6. The Soviet Union falls. (It was known to be falling since about 1988.)
7. Pressured by the US, now-Russia and Britain, Ukraine gives up its nuclear weapons in exchange for security guarantees from these three countries. "In 1993, international relations theorist and University of Chicago professor John Mearsheimer published an article including his prediction that a Ukraine without any nuclear deterrent was likely to be subjected to aggression by Russia, but this was very much a minority view at the time." (Wikipedia)
8. Support among politicians for NATO and US military spending in Europe begins the wane without a Soviet threat. The US military-spending lobby turns its attention toward the Middle East for lucrative profits from the fall of the Soviet Union onward.
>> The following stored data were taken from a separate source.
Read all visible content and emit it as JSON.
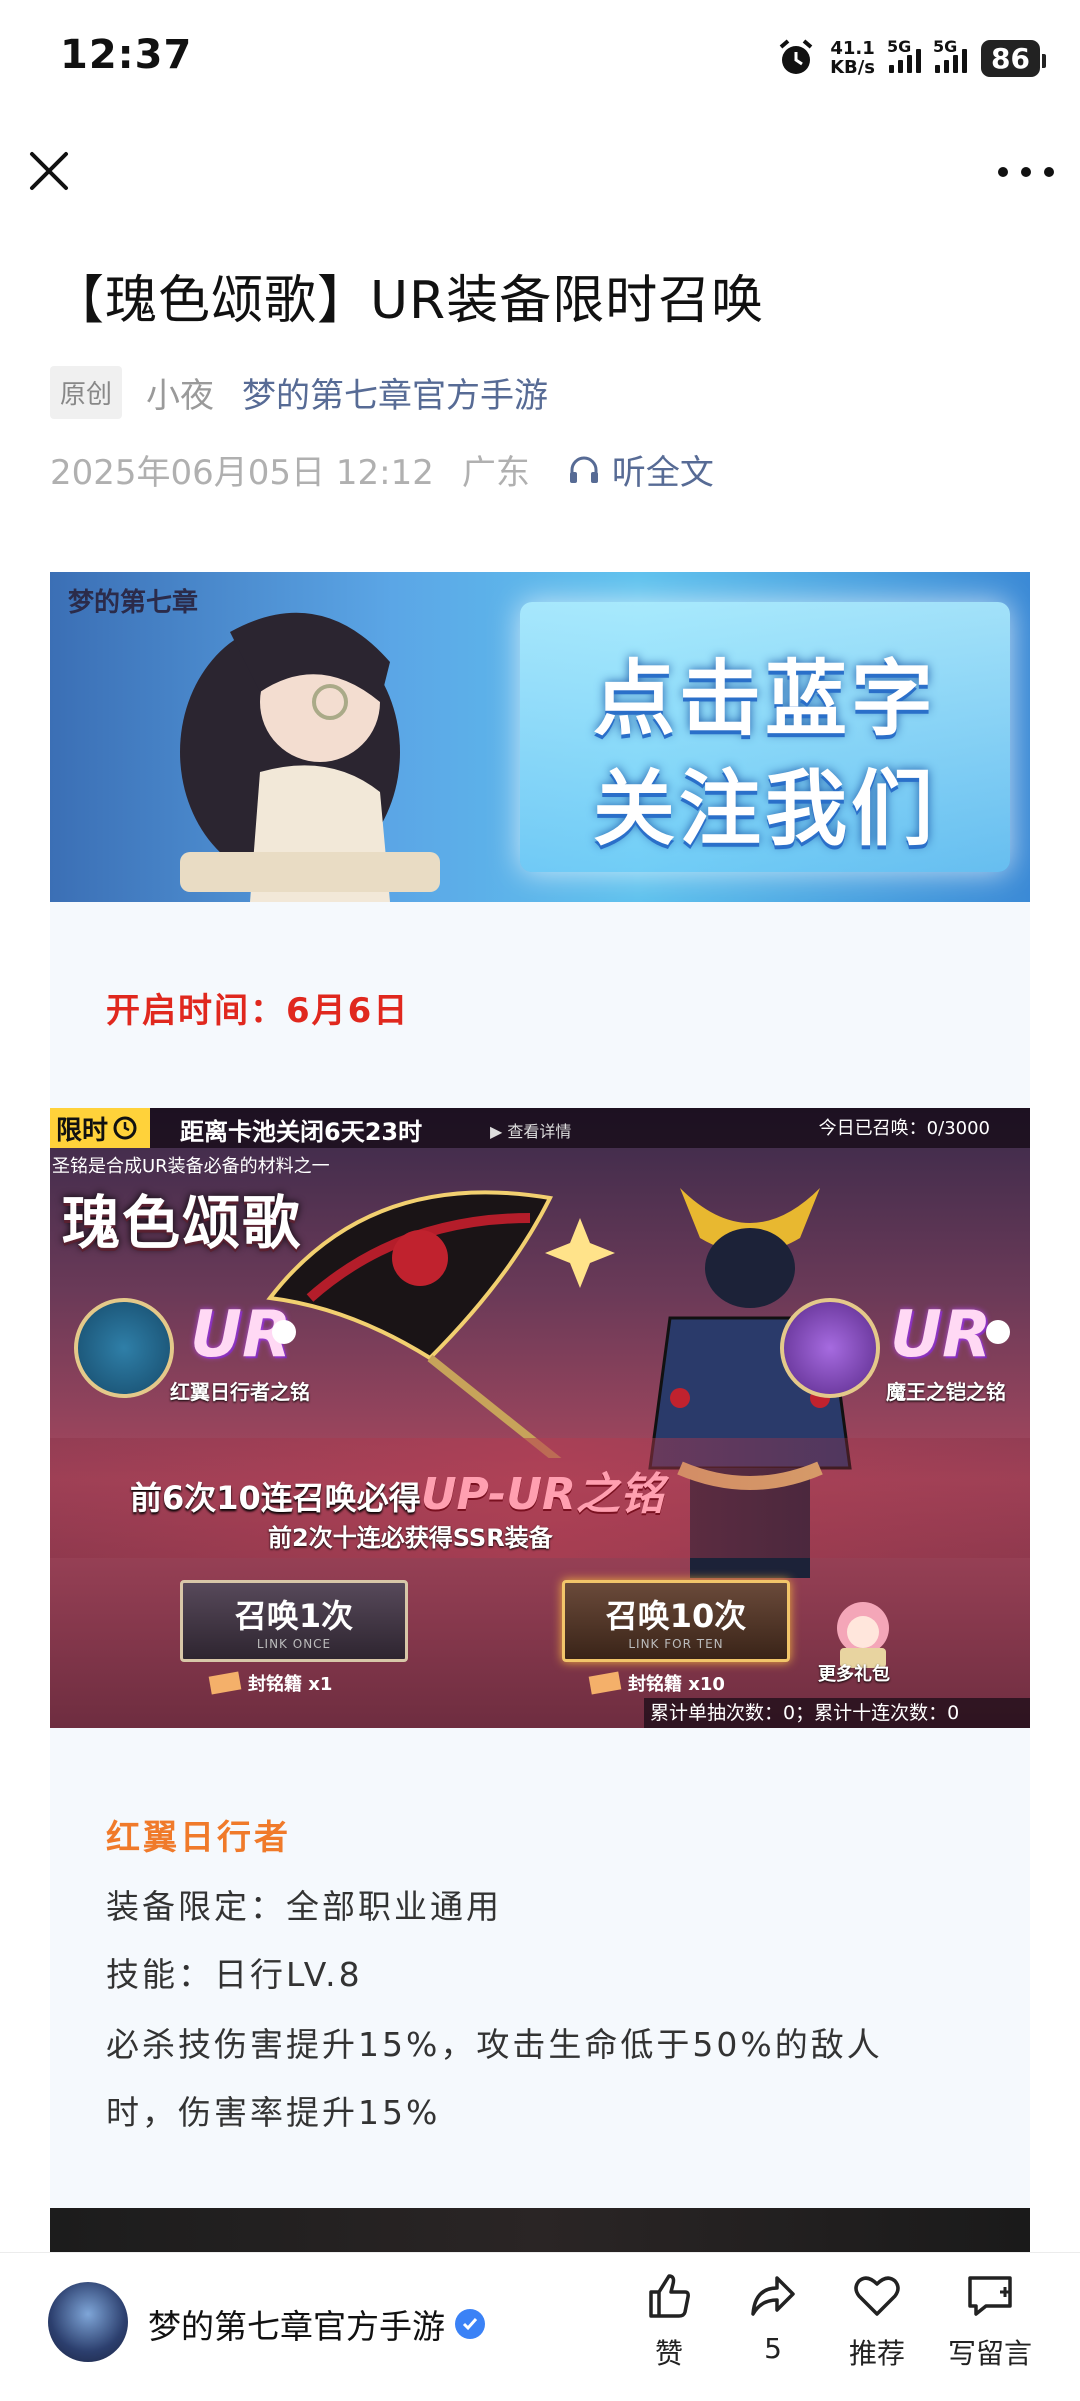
{
  "status_bar": {
    "time": "12:37",
    "net_speed_value": "41.1",
    "net_speed_unit": "KB/s",
    "sim1": "5G",
    "sim2": "5G",
    "battery": "86"
  },
  "nav": {
    "close": "close",
    "more": "more"
  },
  "article": {
    "title": "【瑰色颂歌】UR装备限时召唤",
    "tag": "原创",
    "author": "小夜",
    "account": "梦的第七章官方手游",
    "date": "2025年06月05日 12:12",
    "location": "广东",
    "listen": "听全文"
  },
  "banner": {
    "line1": "点击蓝字",
    "line2": "关注我们",
    "logo": "梦的第七章"
  },
  "open_time": "开启时间：6月6日",
  "game_image": {
    "limited": "限时",
    "countdown": "距离卡池关闭6天23时",
    "detail": "▶ 查看详情",
    "today": "今日已召唤：0/3000",
    "subtitle": "圣铭是合成UR装备必备的材料之一",
    "title": "瑰色颂歌",
    "ur_left": "UR",
    "ur_right": "UR",
    "left_item": "红翼日行者之铭",
    "right_item": "魔王之铠之铭",
    "guarantee_prefix": "前6次10连召唤必得",
    "guarantee_item": "UP-UR之铭",
    "ssr_note": "前2次十连必获得SSR装备",
    "btn_once": "召唤1次",
    "btn_once_sub": "LINK ONCE",
    "btn_ten": "召唤10次",
    "btn_ten_sub": "LINK FOR TEN",
    "cost_once": "封铭籍 x1",
    "cost_ten": "封铭籍 x10",
    "gift": "更多礼包",
    "counter": "累计单抽次数：0；累计十连次数：0"
  },
  "section": {
    "title": "红翼日行者",
    "line1": "装备限定：全部职业通用",
    "line2": "技能：日行LV.8",
    "line3": "必杀技伤害提升15%，攻击生命低于50%的敌人",
    "line4": "时，伤害率提升15%"
  },
  "bottom_bar": {
    "account": "梦的第七章官方手游",
    "like": "赞",
    "share": "5",
    "recommend": "推荐",
    "comment": "写留言"
  },
  "colors": {
    "accent_link": "#576b95",
    "red": "#e0281e",
    "orange": "#f07a2a",
    "verified": "#3b82f6"
  }
}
9. Support for NATO itself by American politicians begins to wane as conflicts shift toward the Middle East. NATO declares a new enemy, Russia, in order to justify its existence as the "North Atlantic" military organization.
10. American and NATO intelligence services highly estimate Russian military capabilities.
11. Tensions increase between NATO and Russia as NATO conducts drills near Russian borders; NATO's military presence in Eastern Europe (and American military-industrial production) increases to near-Cold War levels, and is maintained at these levels
12. Russia invades Crimea. NATO does very little to directly combat this, but soon reestablishes a larger Eastern presence and increases production via the success of US lobbying.
13. Russia invades Ukraine in 2022.
No more timeline: now for some predictions. As far as I can tell, this invasion is similar to the annexation of Crimea a few years back. Viewing geopolitics as a push-pull of complacency and aggression, I believe that the military response by the West will be similar to its response to Crimea in 2014.
It's important to keep in mind that a full takeover of Ukraine is not really the aim here; Ukraine has been an effective "buffer zone" between Russia and the West for years, and Russia's main concern geopolitically is large, direct borders with the West. Ukraine is in a similar position to North Korea; even though China could easily take over North Korea, it chooses not to because North Korea acts as an effective buffer between the extraordinary Western military presence in South Korea and mainland China.
In short, as long as smaller-scale conflict remains as lucrative as it has been to the military-industrial organizations of Russia and the US, we are unlikely to see some large escalation to full-blown war between the US and Russia, for example. An increase of conflict to that point would probably indicate diminishing returns for the military-industrial organizations, and the military-spending lobbies know this. Perhaps decreasing US spending in the Middle East indicates otherwise, but I don't have those numbers yet, and my best bet is that spending hasn't decreased enough there to change this analysis.
Thanks for reading! I spent way too much time on this post, and I'd love to hear your thoughts.